Thursday, October 13, 2005

In Praise of Stubbornness

It is a very good thing to be stubborn. We should not too easily buy into the glib assurances of modernity that everything, everywhere is getting better and better. Vendors are really listening to law librarians and truly improving Westlaw, Lexis and other online services to our specifications. So I don't want to grump about them -- they are honestly working on making things better and trying hard to work with us to meet our complaints and expectations with real improvements, and to go beyond, surprising us with things we never even thought of. But I am getting more and more stubborn about this moving into an electronic library of the future thing. Mulish, even.

When people want to push stubborn mules along into the future, they often take to beating them up. I haven't found anybody beating me up (yet, not that I've heard anyway). But it is not out of the realm of possibility that the thought police are on my trail.

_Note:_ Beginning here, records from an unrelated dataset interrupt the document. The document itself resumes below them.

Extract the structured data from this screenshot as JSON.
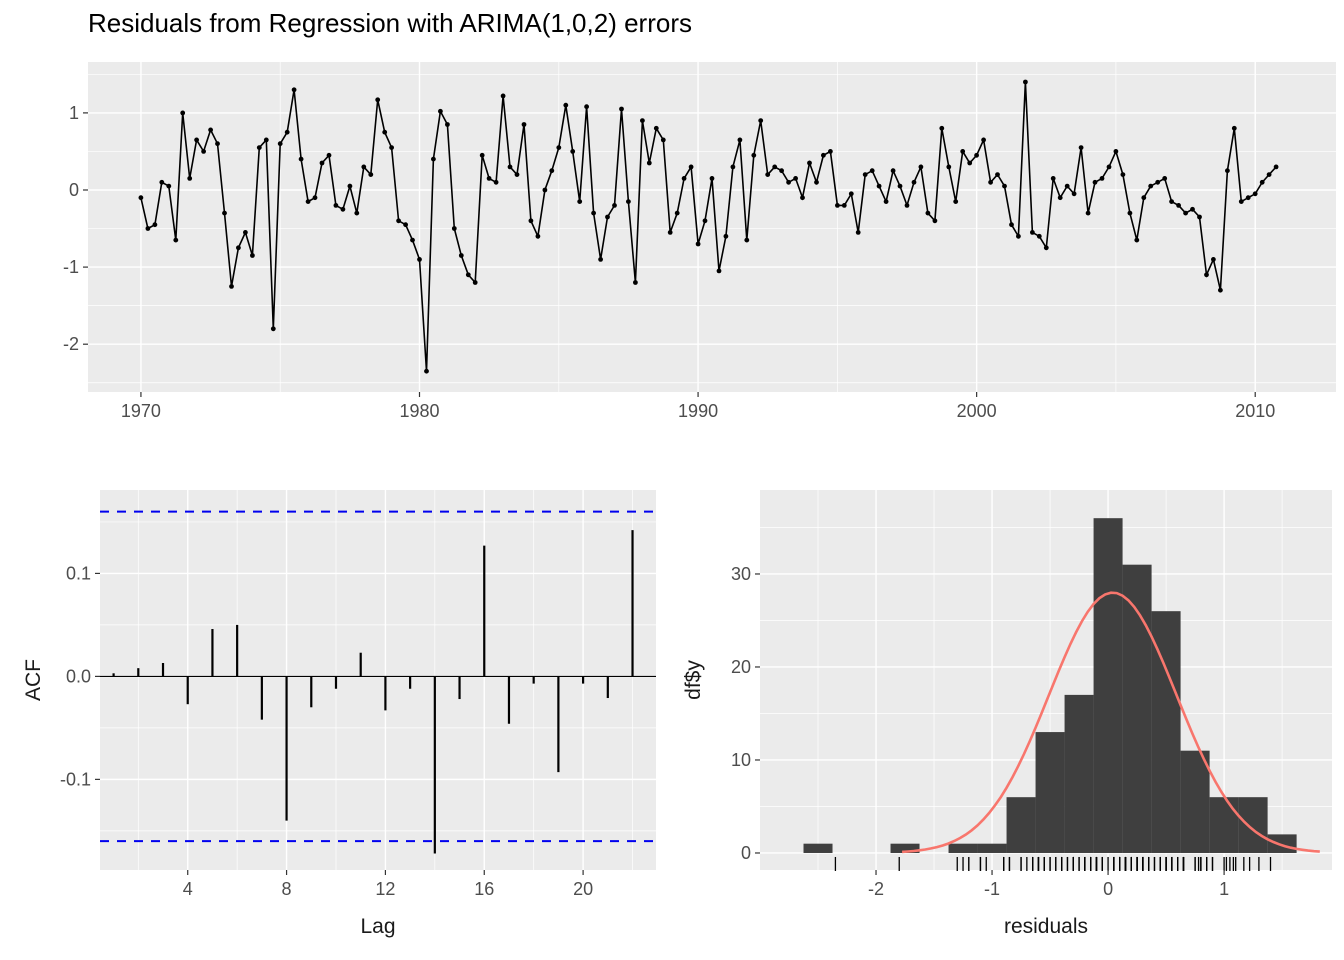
{
  "title": "Residuals from Regression with ARIMA(1,0,2) errors",
  "colors": {
    "background": "#FFFFFF",
    "panel_bg": "#EBEBEB",
    "grid_major": "#FFFFFF",
    "grid_minor": "#FFFFFF",
    "series_line": "#000000",
    "point": "#000000",
    "acf_bar": "#000000",
    "zero_line": "#000000",
    "conf_band": "#0000EE",
    "hist_fill": "#3F3F3F",
    "density_curve": "#F8766D",
    "rug": "#000000",
    "tick_mark": "#333333",
    "tick_text": "#4D4D4D",
    "axis_title": "#1A1A1A",
    "title_text": "#000000"
  },
  "chart_data": [
    {
      "type": "line",
      "name": "residuals-time-series",
      "title": "Residuals from Regression with ARIMA(1,0,2) errors",
      "x_start": 1970.0,
      "x_step": 0.25,
      "values": [
        -0.1,
        -0.5,
        -0.45,
        0.1,
        0.05,
        -0.65,
        1.0,
        0.15,
        0.65,
        0.5,
        0.78,
        0.6,
        -0.3,
        -1.25,
        -0.75,
        -0.55,
        -0.85,
        0.55,
        0.65,
        -1.8,
        0.6,
        0.75,
        1.3,
        0.4,
        -0.15,
        -0.1,
        0.35,
        0.45,
        -0.2,
        -0.25,
        0.05,
        -0.3,
        0.3,
        0.2,
        1.17,
        0.75,
        0.55,
        -0.4,
        -0.45,
        -0.65,
        -0.9,
        -2.35,
        0.4,
        1.02,
        0.85,
        -0.5,
        -0.85,
        -1.1,
        -1.2,
        0.45,
        0.15,
        0.1,
        1.22,
        0.3,
        0.2,
        0.85,
        -0.4,
        -0.6,
        0.0,
        0.25,
        0.55,
        1.1,
        0.5,
        -0.15,
        1.08,
        -0.3,
        -0.9,
        -0.35,
        -0.2,
        1.05,
        -0.15,
        -1.2,
        0.9,
        0.35,
        0.8,
        0.65,
        -0.55,
        -0.3,
        0.15,
        0.3,
        -0.7,
        -0.4,
        0.15,
        -1.05,
        -0.6,
        0.3,
        0.65,
        -0.65,
        0.45,
        0.9,
        0.2,
        0.3,
        0.25,
        0.1,
        0.15,
        -0.1,
        0.35,
        0.1,
        0.45,
        0.5,
        -0.2,
        -0.2,
        -0.05,
        -0.55,
        0.2,
        0.25,
        0.05,
        -0.15,
        0.25,
        0.05,
        -0.2,
        0.1,
        0.3,
        -0.3,
        -0.4,
        0.8,
        0.3,
        -0.15,
        0.5,
        0.35,
        0.45,
        0.65,
        0.1,
        0.2,
        0.05,
        -0.45,
        -0.6,
        1.4,
        -0.55,
        -0.6,
        -0.75,
        0.15,
        -0.1,
        0.05,
        -0.05,
        0.55,
        -0.3,
        0.1,
        0.15,
        0.3,
        0.5,
        0.2,
        -0.3,
        -0.65,
        -0.1,
        0.05,
        0.1,
        0.15,
        -0.15,
        -0.2,
        -0.3,
        -0.25,
        -0.35,
        -1.1,
        -0.9,
        -1.3,
        0.25,
        0.8,
        -0.15,
        -0.1,
        -0.05,
        0.1,
        0.2,
        0.3
      ],
      "xlabel": "",
      "ylabel": "",
      "xticks": [
        1970,
        1980,
        1990,
        2000,
        2010
      ],
      "xticks_minor": [
        1975,
        1985,
        1995,
        2005
      ],
      "yticks": [
        -2,
        -1,
        0,
        1
      ],
      "yticks_minor": [
        -2.5,
        -1.5,
        -0.5,
        0.5,
        1.5
      ],
      "xlim": [
        1968.1,
        2012.9
      ],
      "ylim": [
        -2.62,
        1.66
      ]
    },
    {
      "type": "acf",
      "name": "acf-of-residuals",
      "xlabel": "Lag",
      "ylabel": "ACF",
      "lags": [
        1,
        2,
        3,
        4,
        5,
        6,
        7,
        8,
        9,
        10,
        11,
        12,
        13,
        14,
        15,
        16,
        17,
        18,
        19,
        20,
        21,
        22
      ],
      "values": [
        0.003,
        0.008,
        0.013,
        -0.027,
        0.046,
        0.05,
        -0.042,
        -0.14,
        -0.03,
        -0.012,
        0.023,
        -0.033,
        -0.012,
        -0.172,
        -0.022,
        0.127,
        -0.046,
        -0.007,
        -0.093,
        -0.007,
        -0.021,
        0.142
      ],
      "conf_level": 0.16,
      "xticks": [
        4,
        8,
        12,
        16,
        20
      ],
      "xticks_minor": [
        2,
        6,
        10,
        14,
        18,
        22
      ],
      "yticks": [
        -0.1,
        0.0,
        0.1
      ],
      "ytick_format": "fixed1",
      "yticks_minor": [
        -0.15,
        -0.05,
        0.05,
        0.15
      ],
      "xlim": [
        0.45,
        22.95
      ],
      "ylim": [
        -0.188,
        0.181
      ]
    },
    {
      "type": "histogram",
      "name": "histogram-of-residuals",
      "xlabel": "residuals",
      "ylabel": "df$y",
      "bin_width": 0.25,
      "bin_centers": [
        -2.5,
        -2.25,
        -2.0,
        -1.75,
        -1.5,
        -1.25,
        -1.0,
        -0.75,
        -0.5,
        -0.25,
        0.0,
        0.25,
        0.5,
        0.75,
        1.0,
        1.25,
        1.5
      ],
      "counts": [
        1,
        0,
        0,
        1,
        0,
        1,
        1,
        6,
        13,
        17,
        36,
        31,
        26,
        11,
        6,
        6,
        2
      ],
      "normal_curve": {
        "mean": 0.04,
        "sd": 0.55,
        "peak": 28
      },
      "rug_source": "residuals-time-series",
      "xticks": [
        -2,
        -1,
        0,
        1
      ],
      "xticks_minor": [
        -2.5,
        -1.5,
        -0.5,
        0.5,
        1.5
      ],
      "yticks": [
        0,
        10,
        20,
        30
      ],
      "yticks_minor": [
        5,
        15,
        25,
        35
      ],
      "xlim": [
        -3.0,
        1.93
      ],
      "ylim": [
        -1.83,
        39.03
      ]
    }
  ]
}
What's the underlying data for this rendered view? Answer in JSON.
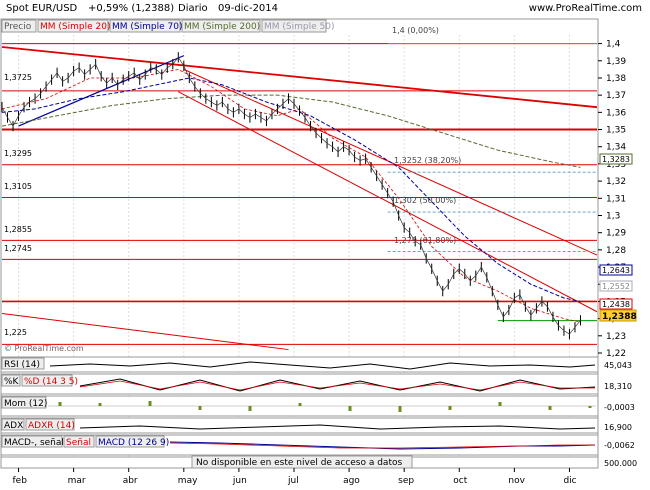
{
  "header": {
    "symbol": "Spot EUR/USD",
    "change": "+0,59% (1,2388)",
    "period": "Diario",
    "date": "09-dic-2014",
    "site": "www.ProRealTime.com"
  },
  "legend": {
    "precio": "Precio",
    "ma20": "MM (Simple 20)",
    "ma70": "MM (Simple 70)",
    "ma200": "MM (Simple 200)",
    "ma50": "MM (Simple 50)",
    "watermark": "© ProRealTime.com"
  },
  "fib": {
    "f0": "1,4 (0,00%)",
    "f38": "1,3252 (38,20%)",
    "f50": "1,302 (50,00%)",
    "f618": "1,279 (61,80%)"
  },
  "level_labels": {
    "l13725": "1,3725",
    "l13295": "1,3295",
    "l13105": "1,3105",
    "l12855": "1,2855",
    "l12745": "1,2745",
    "l1225": "1,225"
  },
  "price_badges": {
    "b13283": "1,3283",
    "b12643": "1,2643",
    "b12552": "1,2552",
    "b12438": "1,2438",
    "b12388": "1,2388"
  },
  "indicators": {
    "rsi": {
      "label": "RSI (14)",
      "value": "45,043"
    },
    "stoch": {
      "label": "%K",
      "label2": "%D (14 3 5)",
      "value": "18,310"
    },
    "mom": {
      "label": "Mom (12)",
      "value": "-0,0003"
    },
    "adx": {
      "label": "ADX",
      "label2": "ADXR (14)",
      "value": "16,900"
    },
    "macd": {
      "label": "MACD-, señal",
      "label2": "Señal",
      "label3": "MACD (12 26 9)",
      "value": "-0,0062"
    },
    "volume": {
      "notice": "No disponible en este nivel de acceso a datos",
      "value": "500.000"
    }
  },
  "chart_data": {
    "type": "line",
    "title": "Spot EUR/USD",
    "y_ticks": [
      "1,4",
      "1,39",
      "1,38",
      "1,37",
      "1,36",
      "1,35",
      "1,34",
      "1,33",
      "1,32",
      "1,31",
      "1,3",
      "1,29",
      "1,28",
      "1,27",
      "1,26",
      "1,25",
      "1,24",
      "1,23",
      "1,22"
    ],
    "ylim": [
      1.22,
      1.405
    ],
    "x_ticks": [
      "feb",
      "mar",
      "abr",
      "may",
      "jun",
      "jul",
      "ago",
      "sep",
      "oct",
      "nov",
      "dic"
    ],
    "x_tick_pos": [
      0.3,
      1.3,
      2.3,
      3.3,
      4.3,
      5.3,
      6.3,
      7.3,
      8.3,
      9.3,
      10.3
    ],
    "xlim": [
      0,
      10.8
    ],
    "close": [
      [
        0.0,
        1.363
      ],
      [
        0.1,
        1.357
      ],
      [
        0.2,
        1.352
      ],
      [
        0.3,
        1.358
      ],
      [
        0.4,
        1.363
      ],
      [
        0.5,
        1.366
      ],
      [
        0.6,
        1.368
      ],
      [
        0.7,
        1.371
      ],
      [
        0.8,
        1.375
      ],
      [
        0.9,
        1.379
      ],
      [
        1.0,
        1.383
      ],
      [
        1.1,
        1.378
      ],
      [
        1.2,
        1.38
      ],
      [
        1.3,
        1.384
      ],
      [
        1.4,
        1.386
      ],
      [
        1.5,
        1.382
      ],
      [
        1.6,
        1.385
      ],
      [
        1.7,
        1.388
      ],
      [
        1.8,
        1.381
      ],
      [
        1.9,
        1.377
      ],
      [
        2.0,
        1.38
      ],
      [
        2.1,
        1.376
      ],
      [
        2.2,
        1.379
      ],
      [
        2.3,
        1.381
      ],
      [
        2.4,
        1.383
      ],
      [
        2.5,
        1.379
      ],
      [
        2.6,
        1.382
      ],
      [
        2.7,
        1.386
      ],
      [
        2.8,
        1.385
      ],
      [
        2.9,
        1.382
      ],
      [
        3.0,
        1.386
      ],
      [
        3.1,
        1.388
      ],
      [
        3.2,
        1.392
      ],
      [
        3.3,
        1.387
      ],
      [
        3.4,
        1.38
      ],
      [
        3.5,
        1.375
      ],
      [
        3.6,
        1.371
      ],
      [
        3.7,
        1.368
      ],
      [
        3.8,
        1.366
      ],
      [
        3.9,
        1.364
      ],
      [
        4.0,
        1.366
      ],
      [
        4.1,
        1.362
      ],
      [
        4.2,
        1.36
      ],
      [
        4.3,
        1.362
      ],
      [
        4.4,
        1.359
      ],
      [
        4.5,
        1.357
      ],
      [
        4.6,
        1.359
      ],
      [
        4.7,
        1.357
      ],
      [
        4.8,
        1.355
      ],
      [
        4.9,
        1.359
      ],
      [
        5.0,
        1.362
      ],
      [
        5.1,
        1.365
      ],
      [
        5.2,
        1.368
      ],
      [
        5.3,
        1.365
      ],
      [
        5.4,
        1.361
      ],
      [
        5.5,
        1.357
      ],
      [
        5.6,
        1.352
      ],
      [
        5.7,
        1.348
      ],
      [
        5.8,
        1.345
      ],
      [
        5.9,
        1.342
      ],
      [
        6.0,
        1.34
      ],
      [
        6.1,
        1.337
      ],
      [
        6.2,
        1.34
      ],
      [
        6.3,
        1.338
      ],
      [
        6.4,
        1.334
      ],
      [
        6.5,
        1.332
      ],
      [
        6.6,
        1.333
      ],
      [
        6.7,
        1.328
      ],
      [
        6.8,
        1.323
      ],
      [
        6.9,
        1.318
      ],
      [
        7.0,
        1.313
      ],
      [
        7.1,
        1.308
      ],
      [
        7.2,
        1.3
      ],
      [
        7.3,
        1.293
      ],
      [
        7.4,
        1.29
      ],
      [
        7.5,
        1.285
      ],
      [
        7.6,
        1.283
      ],
      [
        7.7,
        1.275
      ],
      [
        7.8,
        1.269
      ],
      [
        7.9,
        1.262
      ],
      [
        8.0,
        1.256
      ],
      [
        8.1,
        1.26
      ],
      [
        8.2,
        1.266
      ],
      [
        8.3,
        1.269
      ],
      [
        8.4,
        1.266
      ],
      [
        8.5,
        1.262
      ],
      [
        8.6,
        1.265
      ],
      [
        8.7,
        1.27
      ],
      [
        8.8,
        1.264
      ],
      [
        8.9,
        1.256
      ],
      [
        9.0,
        1.248
      ],
      [
        9.1,
        1.241
      ],
      [
        9.2,
        1.245
      ],
      [
        9.3,
        1.252
      ],
      [
        9.4,
        1.254
      ],
      [
        9.5,
        1.247
      ],
      [
        9.6,
        1.242
      ],
      [
        9.7,
        1.246
      ],
      [
        9.8,
        1.25
      ],
      [
        9.9,
        1.247
      ],
      [
        10.0,
        1.241
      ],
      [
        10.1,
        1.236
      ],
      [
        10.2,
        1.233
      ],
      [
        10.3,
        1.231
      ],
      [
        10.4,
        1.235
      ],
      [
        10.5,
        1.239
      ]
    ],
    "ma20": [
      [
        0.0,
        1.362
      ],
      [
        0.8,
        1.368
      ],
      [
        1.6,
        1.38
      ],
      [
        2.4,
        1.38
      ],
      [
        3.2,
        1.385
      ],
      [
        3.8,
        1.375
      ],
      [
        4.4,
        1.362
      ],
      [
        5.0,
        1.358
      ],
      [
        5.4,
        1.362
      ],
      [
        6.0,
        1.345
      ],
      [
        6.6,
        1.334
      ],
      [
        7.2,
        1.31
      ],
      [
        7.8,
        1.282
      ],
      [
        8.4,
        1.264
      ],
      [
        9.0,
        1.256
      ],
      [
        9.6,
        1.246
      ],
      [
        10.2,
        1.24
      ],
      [
        10.5,
        1.238
      ]
    ],
    "ma70": [
      [
        0.0,
        1.36
      ],
      [
        0.6,
        1.362
      ],
      [
        1.4,
        1.368
      ],
      [
        2.2,
        1.372
      ],
      [
        2.8,
        1.376
      ],
      [
        3.4,
        1.38
      ],
      [
        4.0,
        1.376
      ],
      [
        4.8,
        1.366
      ],
      [
        5.6,
        1.358
      ],
      [
        6.4,
        1.344
      ],
      [
        7.2,
        1.328
      ],
      [
        7.8,
        1.308
      ],
      [
        8.4,
        1.288
      ],
      [
        9.0,
        1.272
      ],
      [
        9.6,
        1.26
      ],
      [
        10.2,
        1.252
      ],
      [
        10.5,
        1.25
      ]
    ],
    "ma200": [
      [
        0.0,
        1.352
      ],
      [
        1.0,
        1.358
      ],
      [
        2.0,
        1.364
      ],
      [
        3.0,
        1.368
      ],
      [
        4.0,
        1.37
      ],
      [
        5.0,
        1.37
      ],
      [
        6.0,
        1.366
      ],
      [
        7.0,
        1.358
      ],
      [
        8.0,
        1.348
      ],
      [
        9.0,
        1.338
      ],
      [
        10.0,
        1.331
      ],
      [
        10.5,
        1.328
      ]
    ],
    "resistance_lines": [
      {
        "from": [
          0.0,
          1.398
        ],
        "to": [
          10.8,
          1.363
        ]
      },
      {
        "from": [
          3.2,
          1.372
        ],
        "to": [
          10.8,
          1.244
        ]
      },
      {
        "from": [
          3.3,
          1.385
        ],
        "to": [
          10.8,
          1.277
        ]
      },
      {
        "from": [
          0.0,
          1.243
        ],
        "to": [
          5.2,
          1.222
        ]
      }
    ],
    "horizontal_levels": [
      1.4,
      1.3725,
      1.3295,
      1.3105,
      1.2855,
      1.2745,
      1.25,
      1.225
    ],
    "fibonacci": [
      1.4,
      1.3252,
      1.302,
      1.279
    ]
  }
}
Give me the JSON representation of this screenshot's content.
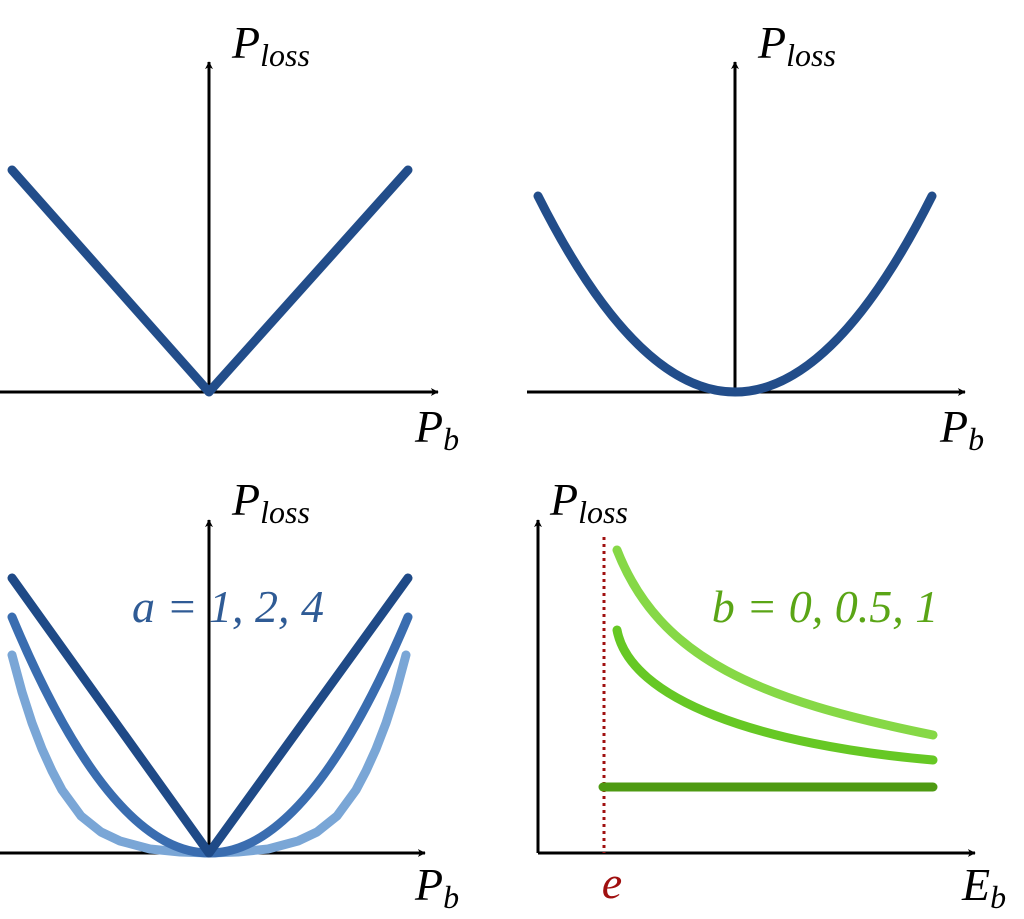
{
  "panels": [
    {
      "y_label": {
        "base": "P",
        "sub": "loss"
      },
      "x_label": {
        "base": "P",
        "sub": "b"
      }
    },
    {
      "y_label": {
        "base": "P",
        "sub": "loss"
      },
      "x_label": {
        "base": "P",
        "sub": "b"
      }
    },
    {
      "y_label": {
        "base": "P",
        "sub": "loss"
      },
      "x_label": {
        "base": "P",
        "sub": "b"
      },
      "annotation": "a = 1, 2, 4"
    },
    {
      "y_label": {
        "base": "P",
        "sub": "loss"
      },
      "x_label": {
        "base": "E",
        "sub": "b"
      },
      "annotation": "b = 0, 0.5, 1",
      "marker": "e"
    }
  ]
}
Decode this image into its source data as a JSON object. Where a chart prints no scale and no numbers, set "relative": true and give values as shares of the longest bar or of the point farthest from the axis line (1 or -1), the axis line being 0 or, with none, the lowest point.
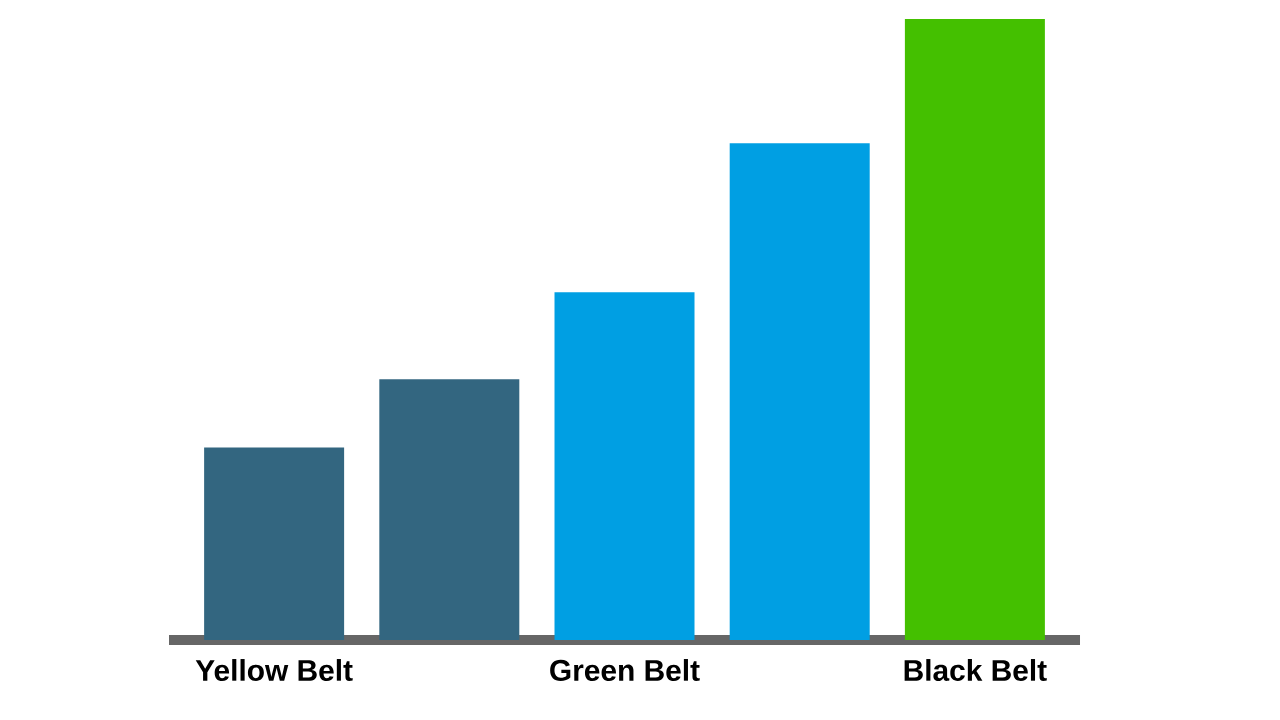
{
  "chart_data": {
    "type": "bar",
    "relative": true,
    "categories": [
      "Yellow Belt",
      null,
      "Green Belt",
      null,
      "Black Belt"
    ],
    "values": [
      0.31,
      0.42,
      0.56,
      0.8,
      1
    ],
    "colors": [
      "#336680",
      "#336680",
      "#009fe3",
      "#009fe3",
      "#44c000"
    ]
  }
}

For many years, I really believed that online searching would be our future and that electronic would banish print eventually and that would be better in the long run. No more dusty books, no running to the library, no space issues, no shelving problems or looseleafing disasters! Wow, we could store whole libraries on little magnetic sticks or some other electronically readable medium. Cool. This is really a huge advantage for the visually impaired, to have so much material in full text, electronically readable, and very convenient for all of us.

But the longer I watched how this all played out, the more skeptical I have become. Watching my law students, listening to lawyers and judges and firm librarians, made me really question how well the students were really doing with their electronic searches. And then Barbara Bintliff's article, From Creativity to Computerese: Thinking like a Lawyer in the Computer Age, 88 Law Libr.J. 338, really crystallized my thinking. She points out that most searches online involve creating a query based on the facts of the matter. Most searches of a digest require the researcher to do some preliminary legal analysis and at least guess at a cause of action to go to the Index for the Digest. Our students (and computer-trained lawyers?)too often are finding the precedent based on facts and then relying on the legal analysis in that case to do the legal analysis in the case at hand.

I am not the only Jeremiah crying in the electronic wilderness: See Scott P. Stolley, The Corruption of Legal Research, 46 For the Defense 39 (2004) and Mark Hermann, This is What I'm Thinking: A Dialogue Between Partner and Associate...From the Partner, 25 Litigation 8 (1998). These are both written by practitioners. Stolley shares two examples of a new associate failing to complete a research assignment because she could not find the materials he requested online. In each case, he went to the books and found the cases himself in less than a half hour. The associate thought he was a wizard. Stolley now requires new associates to go to print resources first and finish with the computer. Hermann tells asociates to begin with print, but that their research is not finished until they check the computer. These long-time practitioners agree that using print resources help a lawyer develop a "feel" for the "shape" of the law. This is a very amorphous argument, but one I agree with. I have practiced law, and the best practitioners still "read the law." They browse the advance sheets when they come out, and keep up with developments in the field they practice in. I have known lawyers in the present day who maintain their own file card system to keep notes of cases in their field, a sort of personalized digest system of their own devising. When you do this for a while, you do have a feel for what the shape of the law is likely to be, doggone it, and where to look for it, too.